- 15 May 17
Subtle drama addresses post-war grief and the tricky morality of comfort
Set in the aftermath of the First World War, Anna (Paula Beer) plays a young woman grieving the death of her fiancé Frantz on the battlefield. Staying with his parents in their idyllic German village, she meets a mysterious young man, Adrien (Pierre Niney), who claims to be Frantz’s long-time friend from Paris. Anna becomes drawn to him; initially because he offers her a unique connection to Frantz, and then because of Adrien’s own charm.
Their connection reveals the lingering grief and hostility of those around them, who are still navigating the emotional devastation of the war. “Every Frenchman is my son’s murderer,” declares Frantz’s father.
However, for an anti-war film, Frantz’s focus is on the smaller questions, those about the morality of lying even if it alleviates pain, and whether redemption can be attained without fully owning your sins.
As the film takes on the tone of a Hitchcockian detective story, the micro and macro themes converge compellingly. As Anna hunts down answers to quell her inner conflict regarding Adrien, she becomes a symbol for two nations scrambling to understand the tragedies past, and searching for redemption.

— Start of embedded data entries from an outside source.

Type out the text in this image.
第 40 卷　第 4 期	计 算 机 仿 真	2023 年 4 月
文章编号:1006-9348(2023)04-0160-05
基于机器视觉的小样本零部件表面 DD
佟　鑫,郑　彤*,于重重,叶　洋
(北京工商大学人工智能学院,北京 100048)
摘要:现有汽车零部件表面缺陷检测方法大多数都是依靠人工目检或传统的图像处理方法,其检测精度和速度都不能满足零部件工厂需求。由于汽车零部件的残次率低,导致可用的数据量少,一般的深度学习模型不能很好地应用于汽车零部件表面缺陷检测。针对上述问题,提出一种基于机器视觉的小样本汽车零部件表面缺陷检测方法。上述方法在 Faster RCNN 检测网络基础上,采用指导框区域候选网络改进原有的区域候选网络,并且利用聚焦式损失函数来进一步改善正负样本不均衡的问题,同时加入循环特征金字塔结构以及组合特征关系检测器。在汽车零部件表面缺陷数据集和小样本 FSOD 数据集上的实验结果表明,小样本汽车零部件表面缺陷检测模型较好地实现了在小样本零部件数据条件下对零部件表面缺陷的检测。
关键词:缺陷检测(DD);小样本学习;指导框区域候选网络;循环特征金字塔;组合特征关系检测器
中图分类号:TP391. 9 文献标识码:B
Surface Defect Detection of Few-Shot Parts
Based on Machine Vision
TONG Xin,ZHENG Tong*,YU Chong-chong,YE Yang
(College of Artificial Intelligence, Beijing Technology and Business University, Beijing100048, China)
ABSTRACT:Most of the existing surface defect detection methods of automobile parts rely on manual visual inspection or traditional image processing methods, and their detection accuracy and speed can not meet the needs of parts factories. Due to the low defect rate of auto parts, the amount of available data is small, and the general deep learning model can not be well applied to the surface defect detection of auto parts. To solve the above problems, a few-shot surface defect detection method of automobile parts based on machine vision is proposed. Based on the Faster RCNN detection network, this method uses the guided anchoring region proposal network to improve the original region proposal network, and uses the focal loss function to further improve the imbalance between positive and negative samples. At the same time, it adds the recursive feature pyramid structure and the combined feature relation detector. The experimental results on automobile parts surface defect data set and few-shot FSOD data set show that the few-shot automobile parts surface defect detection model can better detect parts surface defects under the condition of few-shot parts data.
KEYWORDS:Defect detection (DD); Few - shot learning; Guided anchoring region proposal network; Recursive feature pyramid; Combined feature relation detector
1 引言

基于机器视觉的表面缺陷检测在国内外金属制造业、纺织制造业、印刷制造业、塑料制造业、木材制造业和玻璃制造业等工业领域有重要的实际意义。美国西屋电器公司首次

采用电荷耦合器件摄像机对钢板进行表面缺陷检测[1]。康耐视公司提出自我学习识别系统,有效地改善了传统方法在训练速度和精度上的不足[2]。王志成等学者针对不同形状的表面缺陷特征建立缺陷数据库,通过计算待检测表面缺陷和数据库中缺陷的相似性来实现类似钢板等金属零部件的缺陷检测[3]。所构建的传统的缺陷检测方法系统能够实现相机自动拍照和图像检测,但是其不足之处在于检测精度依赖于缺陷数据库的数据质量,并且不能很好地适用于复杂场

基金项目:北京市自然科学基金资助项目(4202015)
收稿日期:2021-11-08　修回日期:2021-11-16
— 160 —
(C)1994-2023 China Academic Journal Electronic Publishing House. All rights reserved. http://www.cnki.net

Francois Ozon has always been one of France’s most daring filmmakers, and in a way Frantz is an uncharacteristically subtle offering. Its biggest risk is its own existence, as it acts as a (very differently focused) remake of a film by the legendary director Ernst Lubitsch. Shot in refined black and white but slowly blooming into colour as emotional truths are revealed, its style echoes its message; that it can take longer to see the truth behind beautifully crafted tales, and sometimes it’s hard to decide which is more comforting; the truth or the lie.